Comment? Impossible... Lisa :-]
this is such a tragic story, so beautifully written.
What a well-written and heart-wrenching story! I am so sorry for your loss and grief! Hugs, Lisa
Dear Robin, dear, dear Robin. How sad, how lost and lonely you must have been. You paint such a poignant and wrenching picture. This is a story you must have gone over a million times, yet you write it with a freshness that shows the continuing pain.
Such loss is so hard for adults, and it is inexplicable for children. I feel for you, and want to scoop up and hold close the little children you write of.
Thinking of you today,
Vicky
http://www.livejournal.com/users/vxv789/
This breaks my heart.
I am speechless!
I don't think I have ever read an entry that has touched me so deeply...

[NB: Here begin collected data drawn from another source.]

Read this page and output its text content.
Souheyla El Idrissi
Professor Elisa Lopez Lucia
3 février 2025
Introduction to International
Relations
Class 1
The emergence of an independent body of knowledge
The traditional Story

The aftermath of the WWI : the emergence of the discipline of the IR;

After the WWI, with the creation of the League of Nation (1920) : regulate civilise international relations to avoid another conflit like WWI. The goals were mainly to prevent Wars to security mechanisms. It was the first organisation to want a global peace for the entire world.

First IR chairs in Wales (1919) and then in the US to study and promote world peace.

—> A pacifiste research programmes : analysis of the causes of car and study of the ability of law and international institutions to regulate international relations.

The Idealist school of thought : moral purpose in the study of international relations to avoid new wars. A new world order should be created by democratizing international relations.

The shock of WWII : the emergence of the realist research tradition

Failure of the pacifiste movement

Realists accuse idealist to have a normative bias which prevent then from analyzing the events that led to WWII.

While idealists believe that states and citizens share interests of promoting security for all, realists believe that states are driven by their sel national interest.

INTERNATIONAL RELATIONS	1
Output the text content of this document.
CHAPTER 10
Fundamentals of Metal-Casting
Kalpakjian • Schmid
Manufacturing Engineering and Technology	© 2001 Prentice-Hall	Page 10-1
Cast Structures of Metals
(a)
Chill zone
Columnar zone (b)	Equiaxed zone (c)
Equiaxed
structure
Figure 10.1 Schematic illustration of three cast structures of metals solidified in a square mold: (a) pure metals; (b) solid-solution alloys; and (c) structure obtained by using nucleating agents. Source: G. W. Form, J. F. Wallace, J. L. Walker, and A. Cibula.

Wishing you health, happiness and laughter.
TJ~
http://journals.aol.com/paisleyskys/PaisleySkys
http://journals.aol.com/vaultofsecrets/MoonDancer
oh. Thank you for sharing this. judi
I am so sorry for your loss, but thank you so much for sharing it.
Judi
Now I see what Lisa (Coming to Term's) meant.
Hugs.....I know what growing up without a parent means and I lost mine violently in October too so I know about that as well...
Christina
http://journals.aol.com/ckays1967/myjourneywithMS/
PS: because of my dad's murder my mom hates October... this is part of what I left in her journal the other day:
If I were a gardener I'd plant only bulbs in your October and remind you that April is coming Mom...April comes still.
"We were children, and so we were brave and did not know that we were small."
The most poignant bit of prose I have read in a very long time. You honor your mother and your brother by remembering. Joan Didion's article was very powerful and very real.
If there can ever be great beauty in grievous loss, it exists in these words you have written.
Your words paint a vivid and painful, but loving tribute to your mother and brother. I cannot possibly imagine what it must be like to grow up without them. De
What are writers always told? "Write what you know." Your pain is palpable. Reading this broke my heart.
Lisa
http://journals.aol.com/lici/AWritersAngst
I'm so sorry you had to live through this, but live through you have. I am sure the pain of your loss will never completely go away.